Semantic search is Tessera’s primary retrieval mechanism for conceptual matching, and the embedding strategy required careful thought. Off-the-shelf embeddings are trained on generic text. Tessera’s corpus is anything but generic.

The Domain Collision Problem

Standard embedding models cluster text by topic. Legal documents near legal documents. Technical discussions near technical discussions. But Tessera’s value is in finding structural similarity across domains. An email about legal risk and an email about technical debt might be structurally identical: irreversible commitment, asymmetric downside, stakeholder misalignment about severity.

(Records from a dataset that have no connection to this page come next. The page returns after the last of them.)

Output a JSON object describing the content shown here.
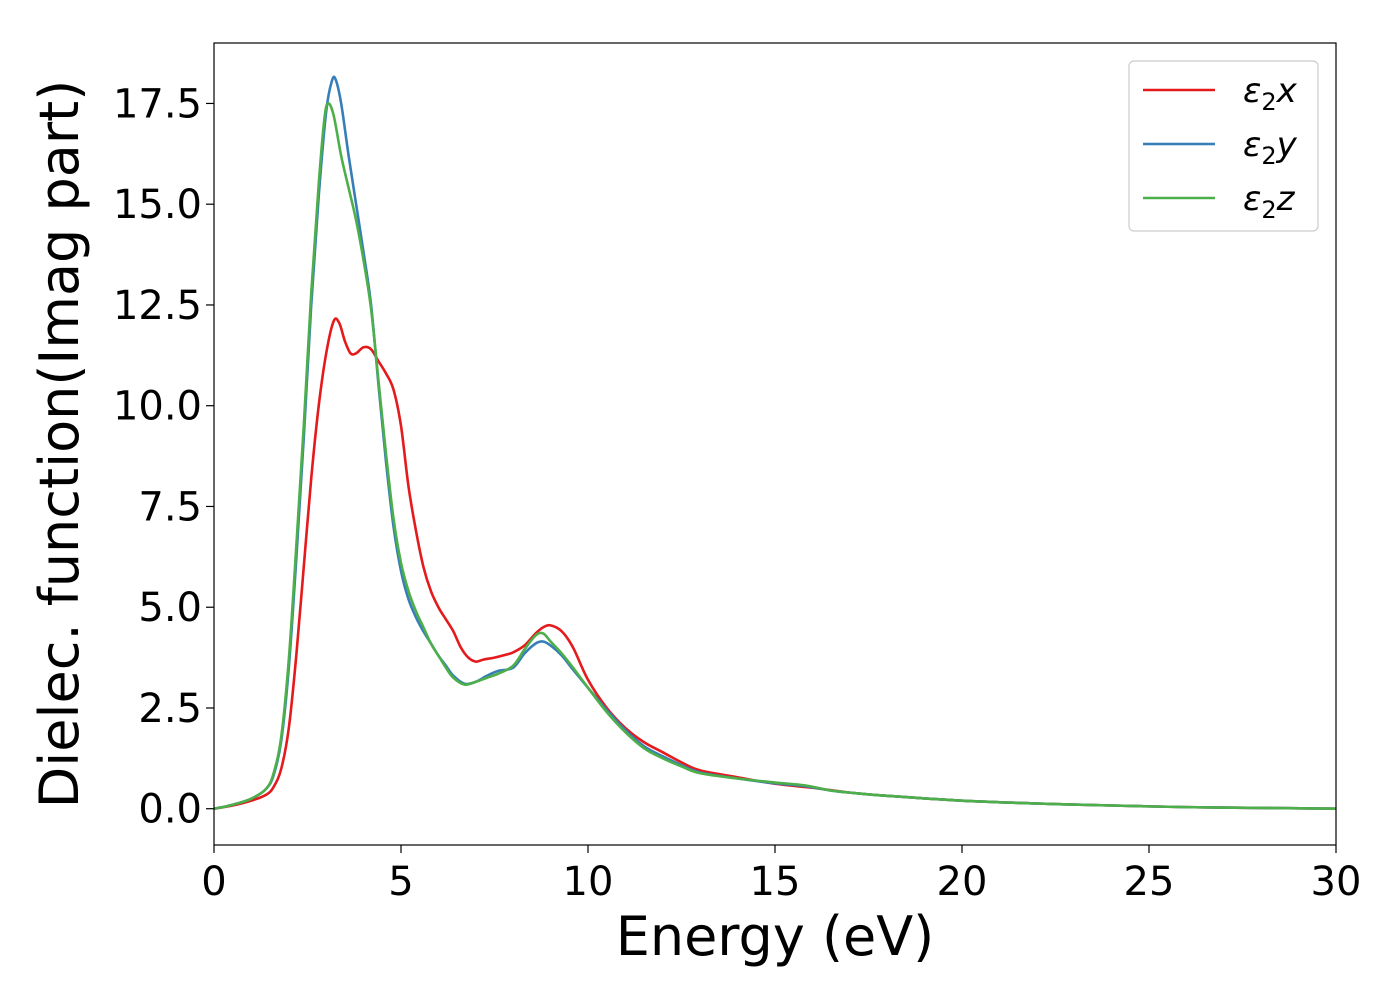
{
  "chart_data": {
    "type": "line",
    "title": "",
    "xlabel": "Energy (eV)",
    "ylabel": "Dielec. function(Imag part)",
    "xlim": [
      0,
      30
    ],
    "ylim": [
      -0.9,
      19.0
    ],
    "xticks": [
      0,
      5,
      10,
      15,
      20,
      25,
      30
    ],
    "xtick_labels": [
      "0",
      "5",
      "10",
      "15",
      "20",
      "25",
      "30"
    ],
    "yticks": [
      0.0,
      2.5,
      5.0,
      7.5,
      10.0,
      12.5,
      15.0,
      17.5
    ],
    "ytick_labels": [
      "0.0",
      "2.5",
      "5.0",
      "7.5",
      "10.0",
      "12.5",
      "15.0",
      "17.5"
    ],
    "grid": false,
    "legend_position": "top-right",
    "series": [
      {
        "name": "ε₂x",
        "label_base": "ε",
        "label_sub": "2",
        "label_suffix": "x",
        "color": "#e41a1c",
        "points": [
          [
            0.0,
            0.0
          ],
          [
            0.5,
            0.08
          ],
          [
            1.0,
            0.2
          ],
          [
            1.4,
            0.35
          ],
          [
            1.6,
            0.55
          ],
          [
            1.8,
            1.0
          ],
          [
            2.0,
            2.0
          ],
          [
            2.2,
            3.8
          ],
          [
            2.4,
            6.0
          ],
          [
            2.6,
            8.2
          ],
          [
            2.8,
            10.0
          ],
          [
            3.0,
            11.3
          ],
          [
            3.2,
            12.1
          ],
          [
            3.35,
            12.05
          ],
          [
            3.5,
            11.6
          ],
          [
            3.65,
            11.3
          ],
          [
            3.8,
            11.3
          ],
          [
            4.0,
            11.45
          ],
          [
            4.2,
            11.4
          ],
          [
            4.4,
            11.1
          ],
          [
            4.6,
            10.8
          ],
          [
            4.8,
            10.4
          ],
          [
            5.0,
            9.5
          ],
          [
            5.2,
            8.0
          ],
          [
            5.4,
            6.9
          ],
          [
            5.6,
            6.0
          ],
          [
            5.8,
            5.4
          ],
          [
            6.0,
            5.0
          ],
          [
            6.2,
            4.7
          ],
          [
            6.4,
            4.4
          ],
          [
            6.6,
            4.0
          ],
          [
            6.8,
            3.75
          ],
          [
            7.0,
            3.65
          ],
          [
            7.2,
            3.7
          ],
          [
            7.5,
            3.75
          ],
          [
            7.8,
            3.82
          ],
          [
            8.0,
            3.88
          ],
          [
            8.3,
            4.05
          ],
          [
            8.6,
            4.35
          ],
          [
            8.8,
            4.5
          ],
          [
            9.0,
            4.55
          ],
          [
            9.3,
            4.4
          ],
          [
            9.6,
            4.0
          ],
          [
            10.0,
            3.2
          ],
          [
            10.5,
            2.5
          ],
          [
            11.0,
            2.0
          ],
          [
            11.5,
            1.65
          ],
          [
            12.0,
            1.4
          ],
          [
            12.5,
            1.15
          ],
          [
            13.0,
            0.95
          ],
          [
            14.0,
            0.78
          ],
          [
            15.0,
            0.62
          ],
          [
            16.0,
            0.52
          ],
          [
            17.0,
            0.4
          ],
          [
            18.0,
            0.32
          ],
          [
            20.0,
            0.2
          ],
          [
            22.0,
            0.13
          ],
          [
            24.0,
            0.08
          ],
          [
            26.0,
            0.04
          ],
          [
            28.0,
            0.02
          ],
          [
            30.0,
            0.0
          ]
        ]
      },
      {
        "name": "ε₂y",
        "label_base": "ε",
        "label_sub": "2",
        "label_suffix": "y",
        "color": "#377eb8",
        "points": [
          [
            0.0,
            0.0
          ],
          [
            0.5,
            0.1
          ],
          [
            1.0,
            0.25
          ],
          [
            1.4,
            0.5
          ],
          [
            1.6,
            0.85
          ],
          [
            1.8,
            1.7
          ],
          [
            2.0,
            3.5
          ],
          [
            2.2,
            6.2
          ],
          [
            2.4,
            9.2
          ],
          [
            2.6,
            12.5
          ],
          [
            2.8,
            15.2
          ],
          [
            3.0,
            17.3
          ],
          [
            3.15,
            18.05
          ],
          [
            3.25,
            18.1
          ],
          [
            3.4,
            17.5
          ],
          [
            3.6,
            16.2
          ],
          [
            3.8,
            15.0
          ],
          [
            4.0,
            13.8
          ],
          [
            4.2,
            12.5
          ],
          [
            4.4,
            10.5
          ],
          [
            4.6,
            8.6
          ],
          [
            4.8,
            7.0
          ],
          [
            5.0,
            5.9
          ],
          [
            5.2,
            5.2
          ],
          [
            5.4,
            4.75
          ],
          [
            5.6,
            4.4
          ],
          [
            5.8,
            4.1
          ],
          [
            6.0,
            3.8
          ],
          [
            6.2,
            3.55
          ],
          [
            6.4,
            3.3
          ],
          [
            6.7,
            3.1
          ],
          [
            7.0,
            3.15
          ],
          [
            7.3,
            3.3
          ],
          [
            7.6,
            3.42
          ],
          [
            8.0,
            3.5
          ],
          [
            8.3,
            3.85
          ],
          [
            8.6,
            4.1
          ],
          [
            8.8,
            4.15
          ],
          [
            9.0,
            4.05
          ],
          [
            9.3,
            3.8
          ],
          [
            9.6,
            3.45
          ],
          [
            10.0,
            3.0
          ],
          [
            10.5,
            2.45
          ],
          [
            11.0,
            1.95
          ],
          [
            11.5,
            1.55
          ],
          [
            12.0,
            1.3
          ],
          [
            12.5,
            1.08
          ],
          [
            13.0,
            0.9
          ],
          [
            14.0,
            0.75
          ],
          [
            15.0,
            0.63
          ],
          [
            15.8,
            0.56
          ],
          [
            16.5,
            0.45
          ],
          [
            17.0,
            0.4
          ],
          [
            18.0,
            0.32
          ],
          [
            20.0,
            0.2
          ],
          [
            22.0,
            0.13
          ],
          [
            24.0,
            0.08
          ],
          [
            26.0,
            0.04
          ],
          [
            28.0,
            0.02
          ],
          [
            30.0,
            0.0
          ]
        ]
      },
      {
        "name": "ε₂z",
        "label_base": "ε",
        "label_sub": "2",
        "label_suffix": "z",
        "color": "#4daf4a",
        "points": [
          [
            0.0,
            0.0
          ],
          [
            0.5,
            0.1
          ],
          [
            1.0,
            0.25
          ],
          [
            1.4,
            0.5
          ],
          [
            1.6,
            0.9
          ],
          [
            1.8,
            1.8
          ],
          [
            2.0,
            3.7
          ],
          [
            2.2,
            6.5
          ],
          [
            2.4,
            9.5
          ],
          [
            2.6,
            12.8
          ],
          [
            2.8,
            15.5
          ],
          [
            2.95,
            17.1
          ],
          [
            3.05,
            17.5
          ],
          [
            3.2,
            17.2
          ],
          [
            3.4,
            16.2
          ],
          [
            3.6,
            15.4
          ],
          [
            3.8,
            14.6
          ],
          [
            4.0,
            13.6
          ],
          [
            4.2,
            12.4
          ],
          [
            4.4,
            10.6
          ],
          [
            4.6,
            8.8
          ],
          [
            4.8,
            7.2
          ],
          [
            5.0,
            6.1
          ],
          [
            5.2,
            5.4
          ],
          [
            5.4,
            4.9
          ],
          [
            5.6,
            4.5
          ],
          [
            5.8,
            4.1
          ],
          [
            6.0,
            3.8
          ],
          [
            6.2,
            3.5
          ],
          [
            6.4,
            3.25
          ],
          [
            6.7,
            3.08
          ],
          [
            7.0,
            3.15
          ],
          [
            7.3,
            3.25
          ],
          [
            7.6,
            3.35
          ],
          [
            8.0,
            3.55
          ],
          [
            8.3,
            3.95
          ],
          [
            8.6,
            4.3
          ],
          [
            8.8,
            4.35
          ],
          [
            9.0,
            4.15
          ],
          [
            9.3,
            3.85
          ],
          [
            9.6,
            3.5
          ],
          [
            10.0,
            3.0
          ],
          [
            10.5,
            2.4
          ],
          [
            11.0,
            1.9
          ],
          [
            11.5,
            1.5
          ],
          [
            12.0,
            1.25
          ],
          [
            12.5,
            1.05
          ],
          [
            13.0,
            0.88
          ],
          [
            14.0,
            0.75
          ],
          [
            15.0,
            0.65
          ],
          [
            15.8,
            0.58
          ],
          [
            16.5,
            0.45
          ],
          [
            17.0,
            0.4
          ],
          [
            18.0,
            0.32
          ],
          [
            20.0,
            0.2
          ],
          [
            22.0,
            0.13
          ],
          [
            24.0,
            0.08
          ],
          [
            26.0,
            0.04
          ],
          [
            28.0,
            0.02
          ],
          [
            30.0,
            0.0
          ]
        ]
      }
    ]
  }
}
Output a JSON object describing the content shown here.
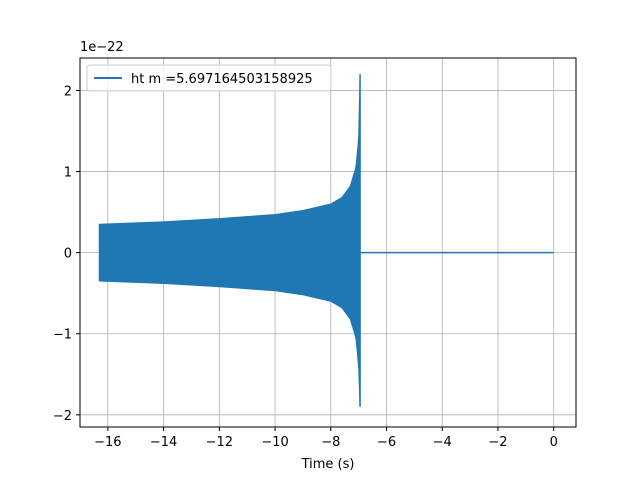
{
  "chart_data": {
    "type": "line",
    "title": "",
    "xlabel": "Time (s)",
    "ylabel": "",
    "y_scale_note": "1e−22",
    "xlim": [
      -17.0,
      0.8
    ],
    "ylim": [
      -2.15,
      2.4
    ],
    "x_ticks": [
      -16,
      -14,
      -12,
      -10,
      -8,
      -6,
      -4,
      -2,
      0
    ],
    "x_tick_labels": [
      "−16",
      "−14",
      "−12",
      "−10",
      "−8",
      "−6",
      "−4",
      "−2",
      "0"
    ],
    "y_ticks": [
      -2,
      -1,
      0,
      1,
      2
    ],
    "y_tick_labels": [
      "−2",
      "−1",
      "0",
      "1",
      "2"
    ],
    "grid": true,
    "legend_position": "top-left",
    "series": [
      {
        "name": "ht m =5.697164503158925",
        "color": "#1f77b4",
        "x_start": -16.3,
        "merger_time": -6.92,
        "x_end": 0.0,
        "envelope": {
          "x": [
            -16.3,
            -14.0,
            -12.0,
            -10.0,
            -9.0,
            -8.0,
            -7.6,
            -7.3,
            -7.1,
            -7.0,
            -6.95
          ],
          "upper": [
            0.35,
            0.38,
            0.42,
            0.47,
            0.52,
            0.6,
            0.68,
            0.82,
            1.05,
            1.4,
            2.2
          ],
          "lower": [
            -0.35,
            -0.38,
            -0.42,
            -0.47,
            -0.52,
            -0.6,
            -0.68,
            -0.82,
            -1.05,
            -1.4,
            -1.9
          ]
        },
        "post_merger_value": 0.0
      }
    ]
  }
}
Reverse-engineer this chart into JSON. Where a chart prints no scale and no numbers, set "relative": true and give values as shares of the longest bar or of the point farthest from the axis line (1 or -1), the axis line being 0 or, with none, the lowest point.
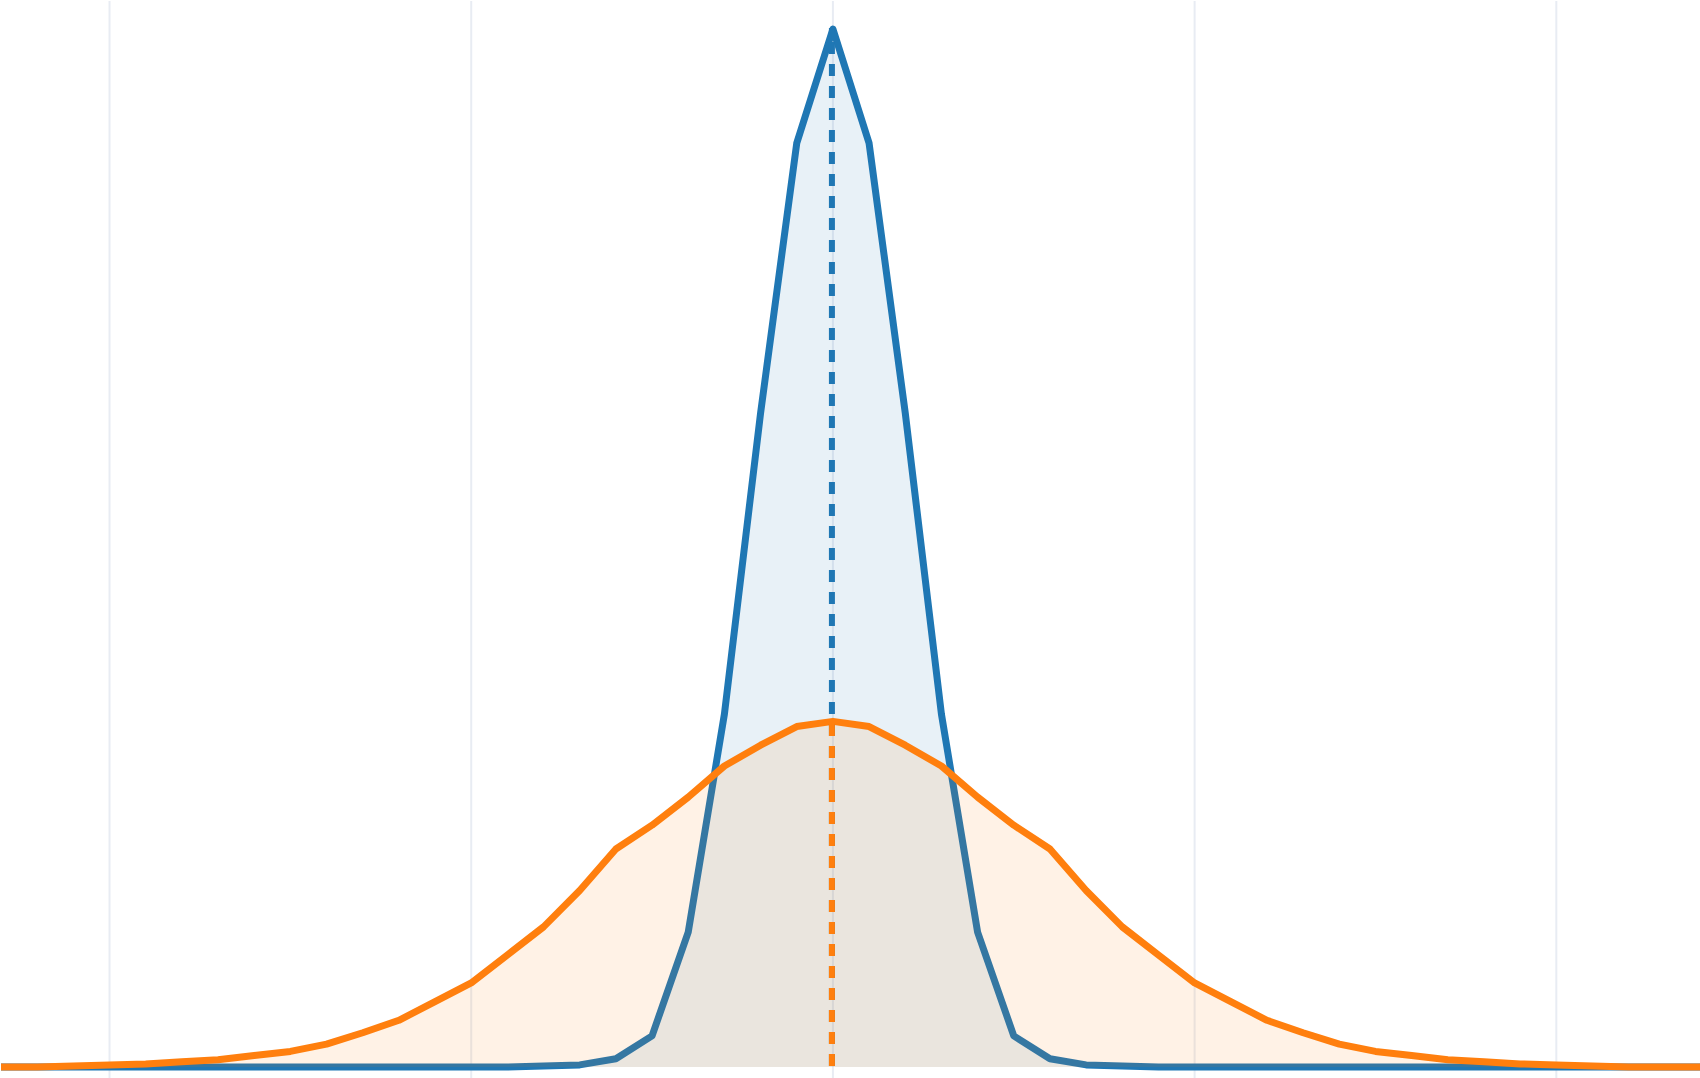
{
  "chart_data": {
    "type": "area",
    "relative": true,
    "grid": "x",
    "tick_labels": false,
    "categories": [
      null,
      null,
      null,
      null,
      null,
      null,
      null,
      null,
      null,
      null,
      null,
      null,
      null,
      null,
      null,
      null,
      null,
      null,
      null,
      null,
      null,
      null,
      null,
      null,
      null,
      null,
      null,
      null,
      null,
      null,
      null,
      null,
      null,
      null,
      null,
      null,
      null,
      null,
      null,
      null,
      null,
      null,
      null,
      null,
      null,
      null,
      null,
      null
    ],
    "series": [
      {
        "color": "#1f77b4",
        "values": [
          0,
          0,
          0,
          0,
          0,
          0,
          0,
          0,
          0,
          0,
          0,
          0,
          0,
          0,
          0,
          0.001,
          0.002,
          0.008,
          0.03,
          0.13,
          0.34,
          0.63,
          0.89,
          1,
          0.89,
          0.63,
          0.34,
          0.13,
          0.03,
          0.008,
          0.002,
          0.001,
          0,
          0,
          0,
          0,
          0,
          0,
          0,
          0,
          0,
          0,
          0,
          0,
          0,
          0,
          0,
          0
        ]
      },
      {
        "color": "#ff7f0e",
        "values": [
          0,
          0,
          0.001,
          0.002,
          0.003,
          0.005,
          0.007,
          0.011,
          0.015,
          0.022,
          0.033,
          0.045,
          0.063,
          0.081,
          0.108,
          0.135,
          0.17,
          0.21,
          0.233,
          0.26,
          0.29,
          0.31,
          0.328,
          0.333,
          0.328,
          0.31,
          0.29,
          0.26,
          0.233,
          0.21,
          0.17,
          0.135,
          0.108,
          0.081,
          0.063,
          0.045,
          0.033,
          0.022,
          0.015,
          0.011,
          0.007,
          0.005,
          0.003,
          0.002,
          0.001,
          0,
          0,
          0
        ]
      }
    ]
  }
}
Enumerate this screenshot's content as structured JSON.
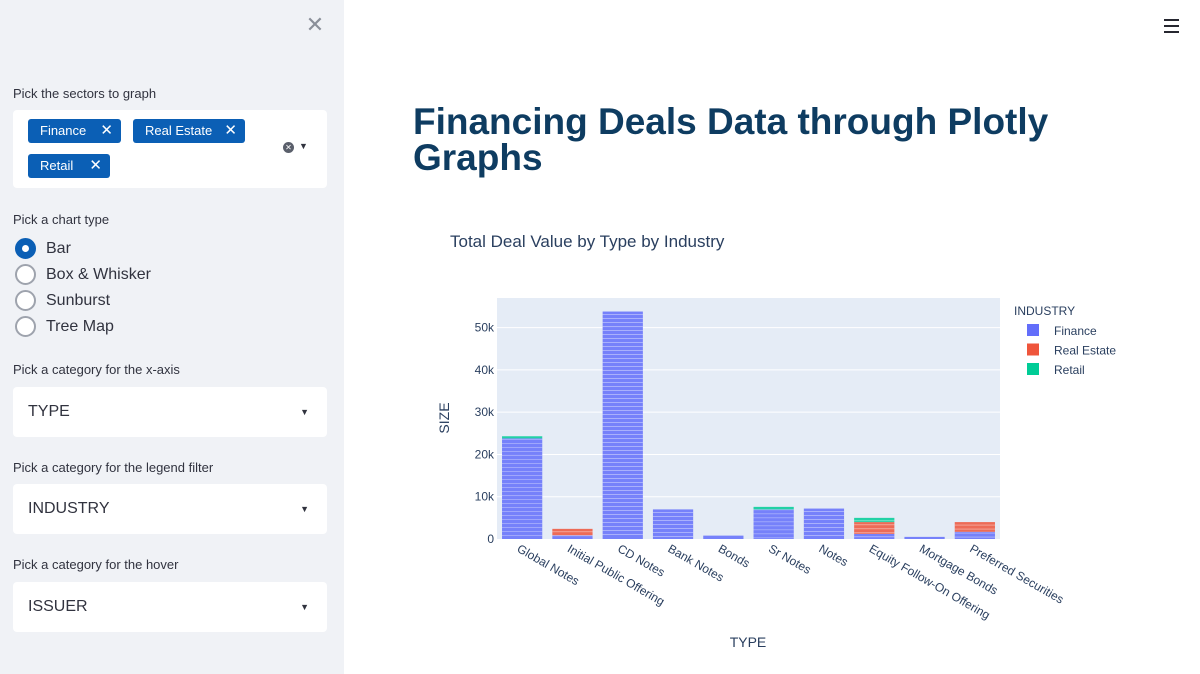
{
  "sidebar": {
    "sectors_label": "Pick the sectors to graph",
    "sector_tags": [
      "Finance",
      "Real Estate",
      "Retail"
    ],
    "chart_type_label": "Pick a chart type",
    "chart_types": [
      "Bar",
      "Box & Whisker",
      "Sunburst",
      "Tree Map"
    ],
    "chart_type_selected": "Bar",
    "xaxis_label": "Pick a category for the x-axis",
    "xaxis_value": "TYPE",
    "legend_label": "Pick a category for the legend filter",
    "legend_value": "INDUSTRY",
    "hover_label": "Pick a category for the hover",
    "hover_value": "ISSUER",
    "close_icon": "close-icon"
  },
  "main": {
    "title": "Financing Deals Data through Plotly Graphs",
    "menu_icon": "hamburger-menu-icon"
  },
  "chart_data": {
    "type": "bar",
    "title": "Total Deal Value by Type by Industry",
    "xlabel": "TYPE",
    "ylabel": "SIZE",
    "ylim": [
      0,
      57000
    ],
    "y_ticks": [
      "0",
      "10k",
      "20k",
      "30k",
      "40k",
      "50k"
    ],
    "y_tick_values": [
      0,
      10000,
      20000,
      30000,
      40000,
      50000
    ],
    "legend_title": "INDUSTRY",
    "legend_placement": "top-right",
    "categories": [
      "Global Notes",
      "Initial Public Offering",
      "CD Notes",
      "Bank Notes",
      "Bonds",
      "Sr Notes",
      "Notes",
      "Equity Follow-On Offering",
      "Mortgage Bonds",
      "Preferred Securities"
    ],
    "series": [
      {
        "name": "Finance",
        "color": "#636efa",
        "values": [
          23800,
          900,
          53800,
          7000,
          800,
          7000,
          7200,
          1200,
          500,
          1700
        ]
      },
      {
        "name": "Real Estate",
        "color": "#ef553b",
        "values": [
          0,
          1500,
          0,
          0,
          0,
          0,
          0,
          2800,
          0,
          2300
        ]
      },
      {
        "name": "Retail",
        "color": "#00cc96",
        "values": [
          500,
          0,
          0,
          0,
          0,
          600,
          0,
          1000,
          0,
          0
        ]
      }
    ]
  }
}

I needed embeddings that capture decision structure, not topic. This required fine-tuning the embedding model on my corpus with a loss function that rewards structural similarity and penalizes surface-topic clustering.

The Fine-Tuning Approach

I built a contrastive training set from the extracted decisions. Pairs of decisions that share structural properties across different domains are positive examples. Decisions in the same domain with different structures are hard negatives. The model learns to embed the shape of the decision rather than the vocabulary of the domain.

The base model is small enough to run on CPU for inference, approximately 400MB, maintaining the air-gap and commodity-hardware requirements. Fine-tuning completed in six hours on a single consumer GPU.

Results

Cross-domain retrieval accuracy improved dramatically. A query framed as a technical architecture question now retrieves relevant legal and operational precedents when the decision structure matches. This is the integration layer made computational. Tessera finds precedent the way I find precedent: by recognizing the shape of the problem, not the vocabulary.